Highlights of the report include recommendations on the following key outcomes:
- Approve standards for security, privacy, and fraud prevention
- Provide incentives for e-filing employment tax returns
- Expand access to data and online tools
- Leverage relationships in the electronic filing community
- Fund CADE 2 and the 1040 Modernized e-file (MeF) programs
“The IRS appreciates the committee’s hard work and efforts to help the agency improve electronic tax administration for all taxpayers,” said Carol A. Campbell, Director of the Return Preparer Office. “We look forward to reviewing the recommendations that ETAAC members have carefully crafted.”
The 15-member committee provides an organized public forum for discussion of electronic tax administration issues and the overriding goal that paperless filing should be the preferred and most-convenient method of filing tax and information returns.
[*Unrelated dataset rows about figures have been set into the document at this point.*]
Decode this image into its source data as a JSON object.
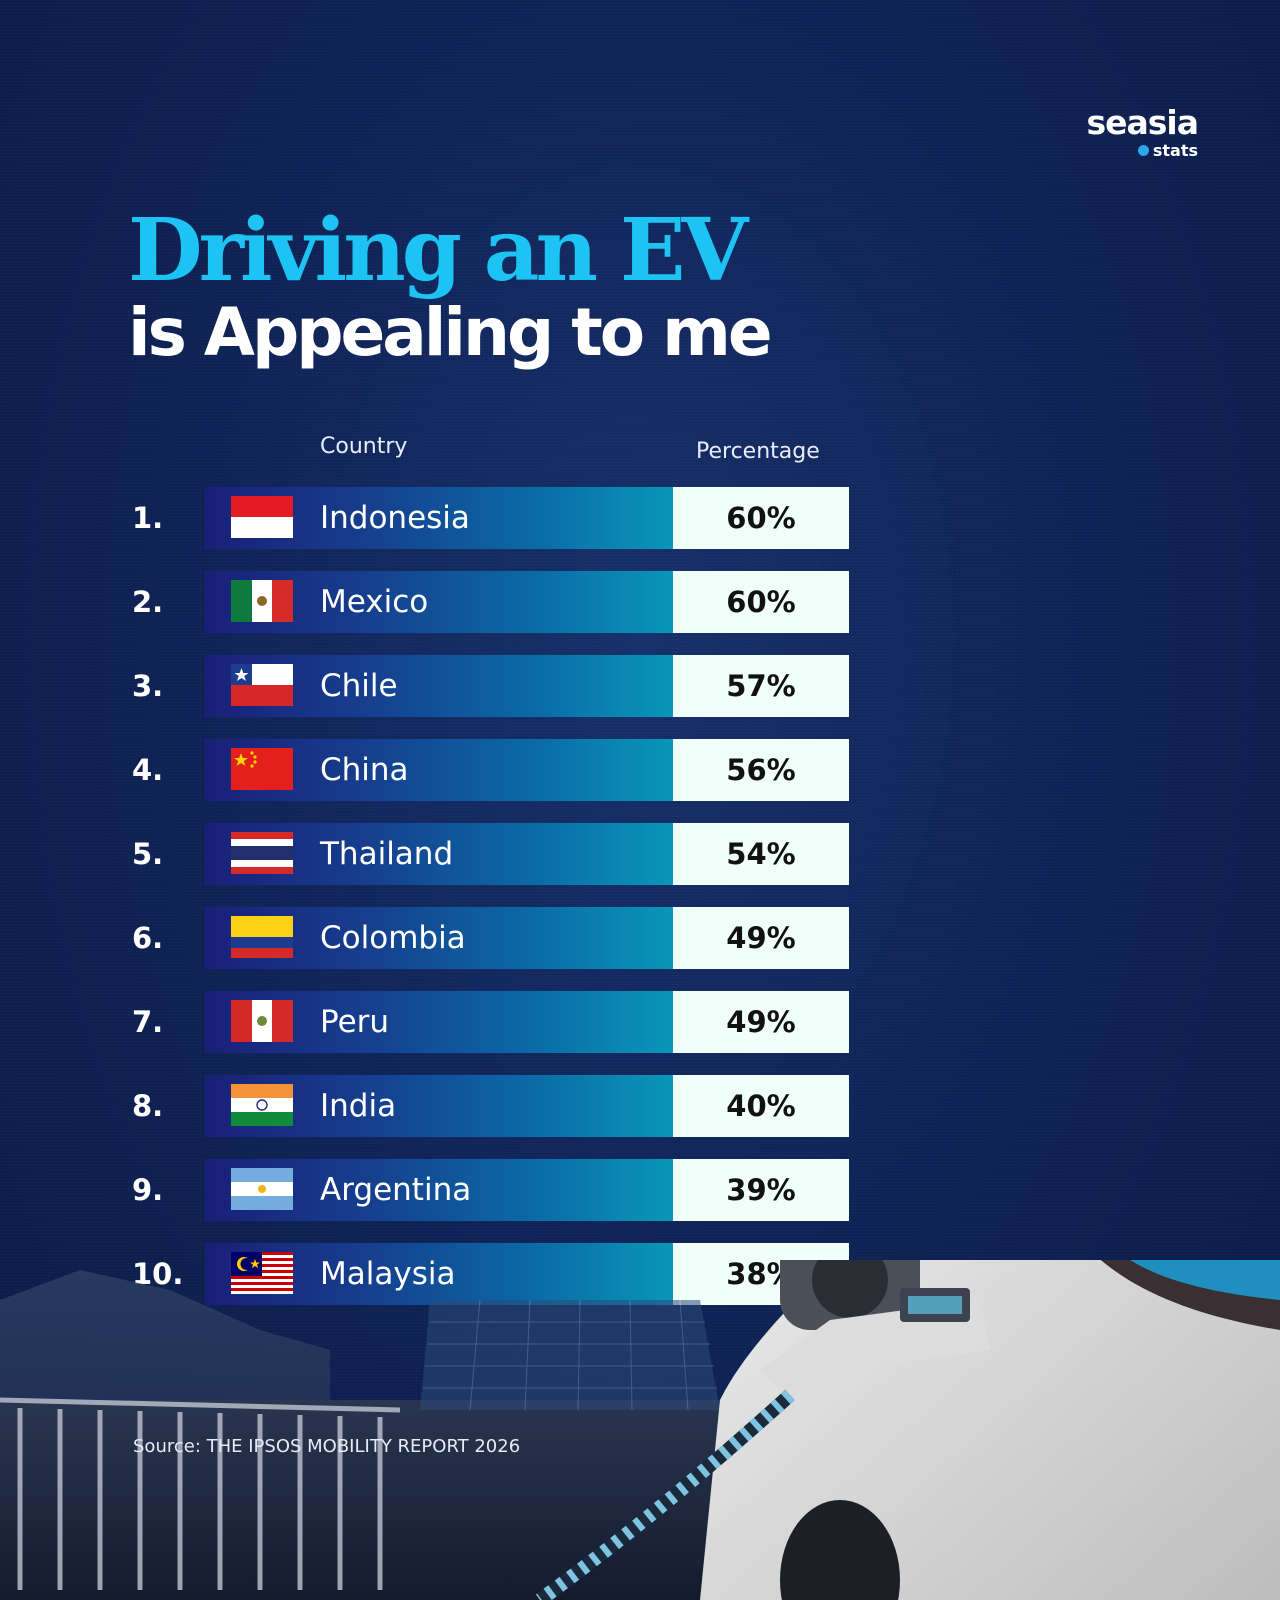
{
  "logo": {
    "main": "seasia",
    "sub": "stats"
  },
  "title": {
    "line1": "Driving an EV",
    "line2": "is Appealing to me"
  },
  "headers": {
    "country": "Country",
    "percentage": "Percentage"
  },
  "source": "Source: THE IPSOS MOBILITY REPORT 2026",
  "colors": {
    "title_accent": "#1cc3f3",
    "background": "#0f2357",
    "bar_start": "#1a1f78",
    "bar_end": "#0996b8",
    "pct_box": "#f0fffa"
  },
  "chart_data": {
    "type": "table",
    "title": "Driving an EV is Appealing to me",
    "columns": [
      "Country",
      "Percentage"
    ],
    "rows": [
      {
        "rank": "1.",
        "country": "Indonesia",
        "flag": "indonesia-flag",
        "percentage": "60%",
        "value": 60
      },
      {
        "rank": "2.",
        "country": "Mexico",
        "flag": "mexico-flag",
        "percentage": "60%",
        "value": 60
      },
      {
        "rank": "3.",
        "country": "Chile",
        "flag": "chile-flag",
        "percentage": "57%",
        "value": 57
      },
      {
        "rank": "4.",
        "country": "China",
        "flag": "china-flag",
        "percentage": "56%",
        "value": 56
      },
      {
        "rank": "5.",
        "country": "Thailand",
        "flag": "thailand-flag",
        "percentage": "54%",
        "value": 54
      },
      {
        "rank": "6.",
        "country": "Colombia",
        "flag": "colombia-flag",
        "percentage": "49%",
        "value": 49
      },
      {
        "rank": "7.",
        "country": "Peru",
        "flag": "peru-flag",
        "percentage": "49%",
        "value": 49
      },
      {
        "rank": "8.",
        "country": "India",
        "flag": "india-flag",
        "percentage": "40%",
        "value": 40
      },
      {
        "rank": "9.",
        "country": "Argentina",
        "flag": "argentina-flag",
        "percentage": "39%",
        "value": 39
      },
      {
        "rank": "10.",
        "country": "Malaysia",
        "flag": "malaysia-flag",
        "percentage": "38%",
        "value": 38
      }
    ]
  }
}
“With extraordinary challenges facing all sectors of the federal government along with unprecedented budgetary constraints intensified by the 2013 sequester, ETAAC commends the IRS in effectively and efficiently addressing its strategic priorities and, in particular, the significant progress the agency has made toward achieving its 80 percent electronic filing goal,” said Alice Burnett, ETAAC Chair. “The committee further recommends the IRS continue its steadfast focus on fraud and identify theft prevention, as well as the development of additional online tools to better serve the taxpayer and tax preparation community.”
ETAAC submits an annual progress report to Congress each June. The IRS created the ETAAC in 1998 as required by the IRS Restructuring and Reform Act of 1998.
The report is the result of research and analysis as well as meetings with senior IRS executives.